1094. The Largest Generation (25)

时间限制

200 ms

内存限制

65536 kB

代码长度限制

16000 B

判题程序

Standard

作者

CHEN, Yue

A family hierarchy is usually presented by a pedigree tree where all the nodes on the same level belong to the same generation. Your task is to find the generation with the largest population.

Input Specification:

Each input file contains one test case. Each case starts with two positive integers N (<100) which is the total number of family members in the tree (and hence assume that all the members are numbered from 01 to N), and M (<N) which is the number of family
members who have children. Then M lines follow, each contains the information of a family member in the following format:

ID K ID[1] ID[2] ... ID[K]

where ID is a two-digit number representing a family member, K (>0) is the number of his/her children, followed by a sequence of two-digit ID's of his/her children. For the sake of simplicity, let us fix the root ID to be 01. All the numbers in a line are separated
by a space.

Output Specification:

For each test case, print in one line the largest population number and the level of the corresponding generation.
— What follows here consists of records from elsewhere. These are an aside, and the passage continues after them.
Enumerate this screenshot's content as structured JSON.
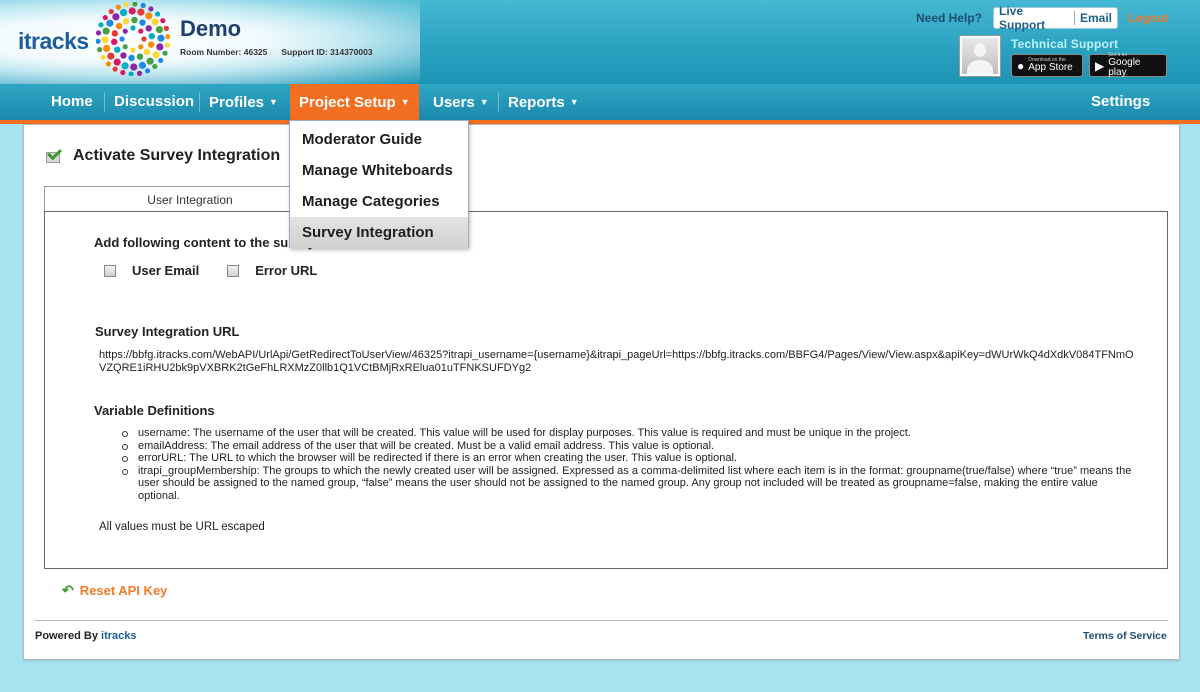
{
  "header": {
    "logo_text": "itracks",
    "project_name": "Demo",
    "room_number": "Room Number: 46325",
    "support_id": "Support ID: 314370003",
    "help_label": "Need Help?",
    "live_support": "Live Support",
    "email": "Email",
    "logout": "Logout",
    "tech_support": "Technical Support",
    "app_store": {
      "small": "Download on the",
      "big": "App Store"
    },
    "google_play": {
      "small": "Get it on",
      "big": "Google play"
    }
  },
  "nav": {
    "home": "Home",
    "discussion": "Discussion",
    "profiles": "Profiles",
    "project_setup": "Project Setup",
    "users": "Users",
    "reports": "Reports",
    "settings": "Settings",
    "caret": "▼"
  },
  "dropdown": {
    "items": [
      "Moderator Guide",
      "Manage Whiteboards",
      "Manage Categories",
      "Survey Integration"
    ],
    "selected": "Survey Integration"
  },
  "page": {
    "title": "Activate Survey Integration",
    "tab": "User Integration",
    "instruction": "Add following content to the survey:",
    "options": [
      "User Email",
      "Error URL"
    ],
    "url_heading": "Survey Integration URL",
    "url_value": "https://bbfg.itracks.com/WebAPI/UrlApi/GetRedirectToUserView/46325?itrapi_username={username}&itrapi_pageUrl=https://bbfg.itracks.com/BBFG4/Pages/View/View.aspx&apiKey=dWUrWkQ4dXdkV084TFNmOVZQRE1iRHU2bk9pVXBRK2tGeFhLRXMzZ0llb1Q1VCtBMjRxRElua01uTFNKSUFDYg2",
    "vars_heading": "Variable Definitions",
    "variables": [
      "username: The username of the user that will be created. This value will be used for display purposes. This value is required and must be unique in the project.",
      "emailAddress: The email address of the user that will be created. Must be a valid email address. This value is optional.",
      "errorURL: The URL to which the browser will be redirected if there is an error when creating the user. This value is optional.",
      "itrapi_groupMembership: The groups to which the newly created user will be assigned. Expressed as a comma-delimited list where each item is in the format: groupname(true/false) where “true” means the user should be assigned to the named group, “false” means the user should not be assigned to the named group. Any group not included will be treated as groupname=false, making the entire value optional."
    ],
    "escape_note": "All values must be URL escaped",
    "reset_label": "Reset API Key"
  },
  "footer": {
    "powered_by": "Powered By",
    "brand": "itracks",
    "terms": "Terms of Service"
  },
  "colors": {
    "accent_orange": "#f26f21",
    "nav_blue": "#1c8aad",
    "link_blue": "#1e5e9a",
    "background": "#a6e3f0"
  },
  "icons": {
    "logo": "itracks-burst-logo",
    "avatar": "user-avatar-icon",
    "title_check": "check-icon",
    "reset": "undo-arrow-icon"
  }
}
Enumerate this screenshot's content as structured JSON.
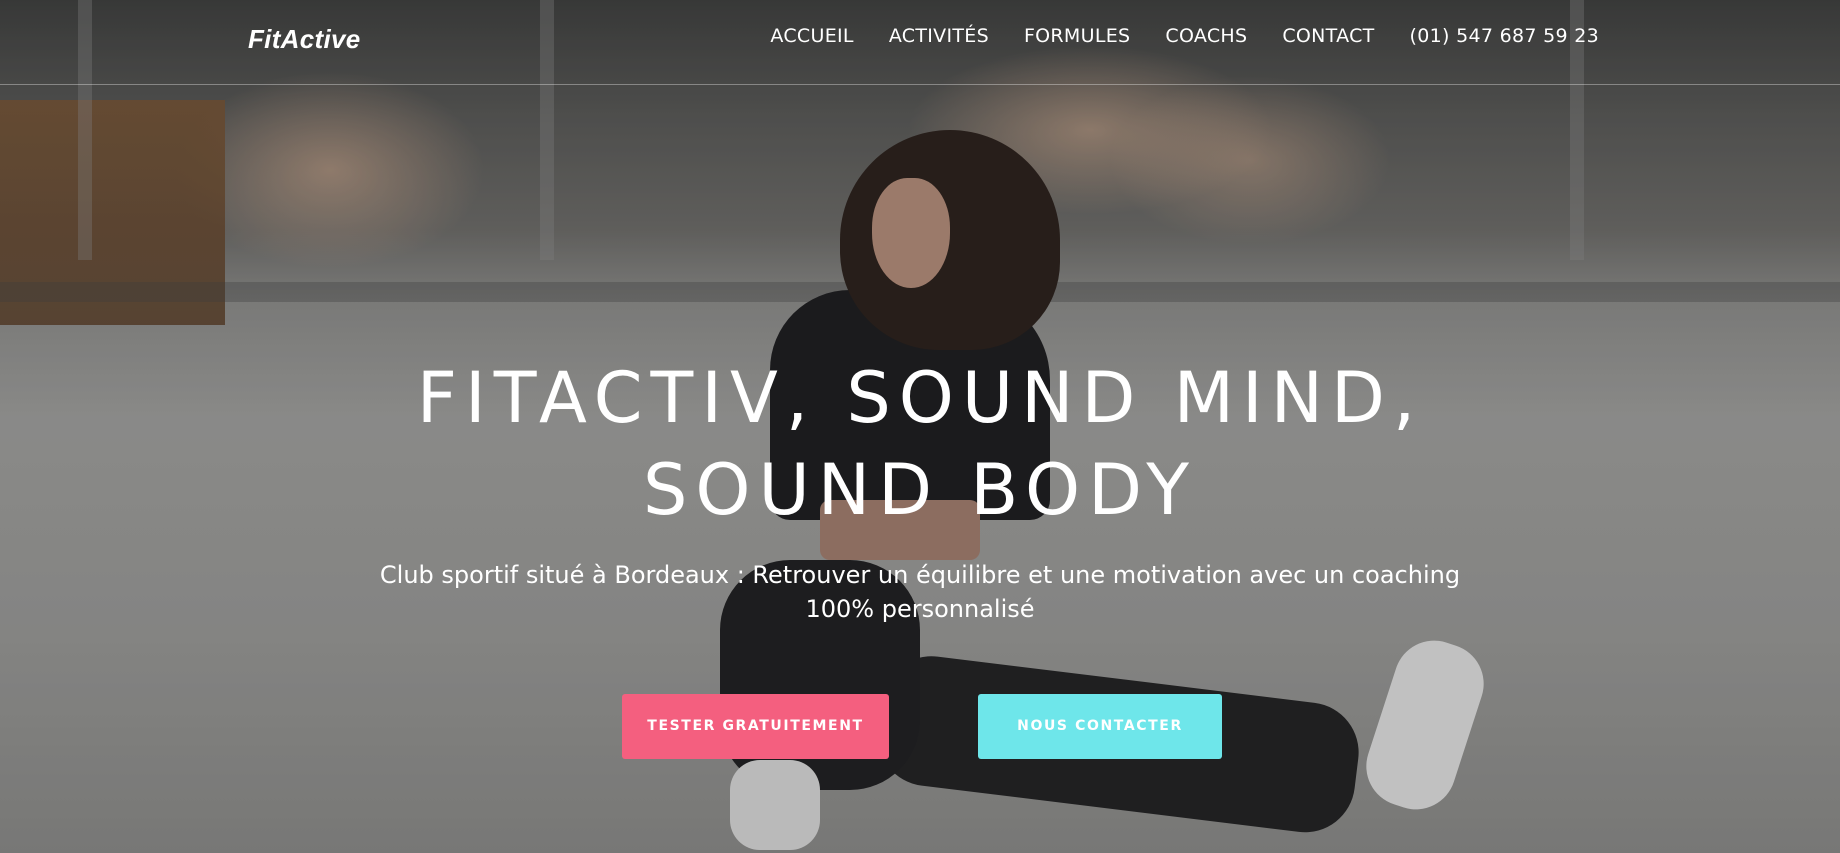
{
  "navbar": {
    "brand": "FitActive",
    "items": [
      {
        "label": "ACCUEIL"
      },
      {
        "label": "ACTIVITÉS"
      },
      {
        "label": "FORMULES"
      },
      {
        "label": "COACHS"
      },
      {
        "label": "CONTACT"
      },
      {
        "label": "(01) 547 687 59 23"
      }
    ]
  },
  "hero": {
    "title_line1": "FITACTIV, SOUND MIND,",
    "title_line2": "SOUND BODY",
    "subtitle_line1": "Club sportif situé à Bordeaux : Retrouver un équilibre et une motivation avec un coaching",
    "subtitle_line2": "100% personnalisé",
    "primary_button": "TESTER GRATUITEMENT",
    "secondary_button": "NOUS CONTACTER"
  },
  "colors": {
    "primary_button": "#f45f7f",
    "secondary_button": "#6ee6ea",
    "text": "#ffffff"
  }
}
It is assumed that such a generation is unique, and the root level is defined to be 1.
Sample Input:

23 13
21 1 23
01 4 03 02 04 05
03 3 06 07 08
06 2 12 13
13 1 21
08 2 15 16
02 2 09 10
11 2 19 20
17 1 22
05 1 11
07 1 14
09 1 17
10 1 18

Sample Output:

9 4

算一下树的哪一层节点最多，直接dfs统计即可。

#include<cstdio>
#include<vector>
#include<cstring>
#include<algorithm>
using namespace std;
typedef long long LL;
const int mod = 1e9 + 7;
const int maxn = 1e5 + 10;
vector<int> t[maxn];
int n, m, x, y, z, cnt[maxn];

void dfs(int x, int dep)
{
cnt[dep]++;
for (int i = 0; i < t[x].size(); i++)
{
dfs(t[x][i], dep + 1);
}
}

int main()
{
scanf("%d%d", &n, &m);
while (m--)
{
scanf("%d%d", &x, &y);
while (y--) scanf("%d", &z), t[x].push_back(z);
}
dfs(1, 1);
int now = 1;
for (int i = 1; i <= n; i++)
{
if (cnt[i] > cnt[now]) now = i;
}
printf("%d %d\n", cnt[now], now);
return 0;
}